Клюсс весело улыбнулся:
– А как же слово офицера?
– В обоих случаях, Александр Иванович, я должен был нарушить честное слово. Или то, которое ещё во Владивостоке дал вам, или данное вчера Хрептовичу. Лучше уж вчерашнее… Ежов тоже так считает. Он говорит, что в данном случае офицерская честь обязывает меня немедленно рассказать всё своему командиру и вместе с ним защищать корабль.
– Ну что ж, Николай Петрович, о нападении я уже знаю. Но ваше сообщение от самого Хрептовича. Неизвестно одно: когда они нападут? По‑моему, они напасть не решатся. Может быть, пособираются, пофантазируют, выпьют да и разбредутся. Но хлопот они нам прибавят.
– Я боюсь за комиссара, Александр Иванович. Уж больно он горяч. Под его руководством матросы поднимут ещё стрельбу на рейде.
– Предотвратить это – наше с вами дело, батенька. Когда я на берегу, вы должны быть хозяином на корабле. А для этого пора вам с комиссаром поладить.
– Не доверяет он мне, Александр Иванович.
– Скажите, Николай Петрович, положа руку на сердце, могут ли большевики доверять всем морским офицерам?
– Я бы хотел доверия не от них, а от общепризнанного русского правительства.
– Вы отлично знаете, что такое правительство есть и вот уже три с лишним года защищает наши с вами интересы, интересы русского народа. Последовательно и упорно, Николай Петрович! Это стало понятно даже иностранцам. А здешние эмигранты‑офицеры во главе с Крашенинниковым продолжают надеяться, что русский народ одумается и станет на их сторону. Ведь это просто смешно!.. Так вот. Я очень рад, что вы выбор всё же сделали.
– Какой выбор, Александр Иванович?
– Как какой? Если бы вы утаили то, что вам предложил Крашенинников, – это было бы изменой Дальневосточной республике, и комиссар в отношении недоверия к вам оказался бы прав. Теперь вам остается только вовремя сообщить о дне и часе нападения. Ведь так?
Клюсс хитро подмигнул. Нифонтов молчал.
– Я давно понял, Николай Петрович, что с большевиками нужно работать. Игнорировать их неразумно потому, что с ними народ.

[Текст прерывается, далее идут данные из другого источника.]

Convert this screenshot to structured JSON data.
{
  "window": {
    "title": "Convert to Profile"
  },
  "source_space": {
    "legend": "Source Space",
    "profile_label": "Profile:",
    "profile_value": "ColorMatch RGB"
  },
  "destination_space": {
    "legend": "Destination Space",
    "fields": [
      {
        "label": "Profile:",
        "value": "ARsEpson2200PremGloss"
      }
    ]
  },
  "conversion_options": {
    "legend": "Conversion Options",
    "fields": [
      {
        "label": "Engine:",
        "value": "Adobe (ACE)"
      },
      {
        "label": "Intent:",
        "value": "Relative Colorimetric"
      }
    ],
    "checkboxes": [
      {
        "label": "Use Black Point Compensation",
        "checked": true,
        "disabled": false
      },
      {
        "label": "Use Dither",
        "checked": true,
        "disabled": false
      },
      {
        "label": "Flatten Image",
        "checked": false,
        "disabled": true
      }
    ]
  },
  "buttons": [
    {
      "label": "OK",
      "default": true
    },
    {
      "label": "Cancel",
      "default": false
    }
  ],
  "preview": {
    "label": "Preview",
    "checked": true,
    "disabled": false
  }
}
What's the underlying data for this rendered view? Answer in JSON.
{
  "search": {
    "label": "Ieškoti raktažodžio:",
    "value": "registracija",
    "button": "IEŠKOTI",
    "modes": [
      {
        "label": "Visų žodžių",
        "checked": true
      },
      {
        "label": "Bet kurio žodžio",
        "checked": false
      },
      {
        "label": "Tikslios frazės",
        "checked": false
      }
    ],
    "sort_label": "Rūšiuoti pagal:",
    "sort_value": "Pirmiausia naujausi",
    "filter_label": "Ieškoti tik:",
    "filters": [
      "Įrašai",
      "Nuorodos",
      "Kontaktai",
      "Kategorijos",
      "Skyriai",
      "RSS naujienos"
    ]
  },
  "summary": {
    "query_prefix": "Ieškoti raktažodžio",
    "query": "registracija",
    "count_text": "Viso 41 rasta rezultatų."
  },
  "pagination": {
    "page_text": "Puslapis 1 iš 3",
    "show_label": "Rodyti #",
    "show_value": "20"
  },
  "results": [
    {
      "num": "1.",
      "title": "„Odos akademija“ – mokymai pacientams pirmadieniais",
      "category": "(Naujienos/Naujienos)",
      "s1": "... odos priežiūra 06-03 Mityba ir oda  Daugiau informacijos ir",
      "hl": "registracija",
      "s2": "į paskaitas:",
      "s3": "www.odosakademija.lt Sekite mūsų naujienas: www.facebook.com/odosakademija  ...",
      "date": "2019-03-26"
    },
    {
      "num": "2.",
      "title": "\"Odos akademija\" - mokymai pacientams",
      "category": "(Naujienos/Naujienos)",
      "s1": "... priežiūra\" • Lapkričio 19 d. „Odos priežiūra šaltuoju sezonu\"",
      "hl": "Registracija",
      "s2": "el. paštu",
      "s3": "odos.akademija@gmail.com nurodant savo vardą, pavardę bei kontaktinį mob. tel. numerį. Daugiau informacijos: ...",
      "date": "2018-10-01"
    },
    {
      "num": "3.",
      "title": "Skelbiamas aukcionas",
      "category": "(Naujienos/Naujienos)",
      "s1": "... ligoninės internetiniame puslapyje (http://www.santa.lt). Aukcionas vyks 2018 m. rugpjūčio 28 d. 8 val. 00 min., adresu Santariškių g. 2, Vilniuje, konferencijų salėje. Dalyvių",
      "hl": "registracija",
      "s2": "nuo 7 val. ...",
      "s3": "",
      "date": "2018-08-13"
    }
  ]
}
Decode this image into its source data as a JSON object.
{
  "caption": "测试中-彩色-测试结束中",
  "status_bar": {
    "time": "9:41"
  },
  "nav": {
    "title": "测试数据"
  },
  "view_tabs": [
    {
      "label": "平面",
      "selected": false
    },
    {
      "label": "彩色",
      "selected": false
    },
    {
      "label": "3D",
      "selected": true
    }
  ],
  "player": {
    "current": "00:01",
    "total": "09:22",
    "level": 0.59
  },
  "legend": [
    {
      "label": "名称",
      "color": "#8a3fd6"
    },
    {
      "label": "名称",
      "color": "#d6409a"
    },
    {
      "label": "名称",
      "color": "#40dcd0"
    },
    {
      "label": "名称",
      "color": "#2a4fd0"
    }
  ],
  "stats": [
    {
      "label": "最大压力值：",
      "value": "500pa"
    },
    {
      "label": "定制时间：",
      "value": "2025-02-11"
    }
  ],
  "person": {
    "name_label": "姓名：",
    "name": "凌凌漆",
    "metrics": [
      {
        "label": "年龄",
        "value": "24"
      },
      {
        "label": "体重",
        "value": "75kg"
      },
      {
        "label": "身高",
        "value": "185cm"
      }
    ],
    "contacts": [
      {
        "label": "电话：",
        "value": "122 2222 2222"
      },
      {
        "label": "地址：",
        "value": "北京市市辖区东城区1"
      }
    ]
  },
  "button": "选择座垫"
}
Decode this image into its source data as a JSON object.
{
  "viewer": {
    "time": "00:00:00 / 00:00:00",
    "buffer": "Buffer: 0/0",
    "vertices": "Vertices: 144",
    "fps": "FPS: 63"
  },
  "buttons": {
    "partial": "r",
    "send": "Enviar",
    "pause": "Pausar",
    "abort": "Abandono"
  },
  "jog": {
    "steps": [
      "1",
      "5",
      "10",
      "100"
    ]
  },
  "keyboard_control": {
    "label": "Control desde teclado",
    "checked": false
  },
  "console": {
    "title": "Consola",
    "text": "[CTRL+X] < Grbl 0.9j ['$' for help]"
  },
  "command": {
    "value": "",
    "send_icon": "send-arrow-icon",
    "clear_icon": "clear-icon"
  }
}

– Обманутый народ, Александр Иванович.
– Это слишком примитивное объяснение. Миллионы обмануть нельзя. По‑вашему, выходит, что два большевика – Якум и Павловский обманули меня, штурмана, Григорьева, Панкратьева и, по крайней мере, восемьдесят процентов нашей команды. Ведь это же несерьезно! А вот вас одного Крашенинников и Хрептович обмануть не смогли. Почему? Да чувствуете вы, если не поняли ещё, что приморской авантюре скоро конец? Пора вам пересилить в себе эти колебания. Они как раз ахиллесова пята русской интеллигенции. Отсутствие прямолинейности, стремление к какому‑то несуществующему идеалу высшей справедливости. Помните, у Алексея Толстого есть такое стихотворение. Начинается оно словами: «Двух станов не боец, а только гость случайный…», а кончается так: «Пристрастной ревности друзей не в силах снесть. Я знамени врага отстаивал бы честь».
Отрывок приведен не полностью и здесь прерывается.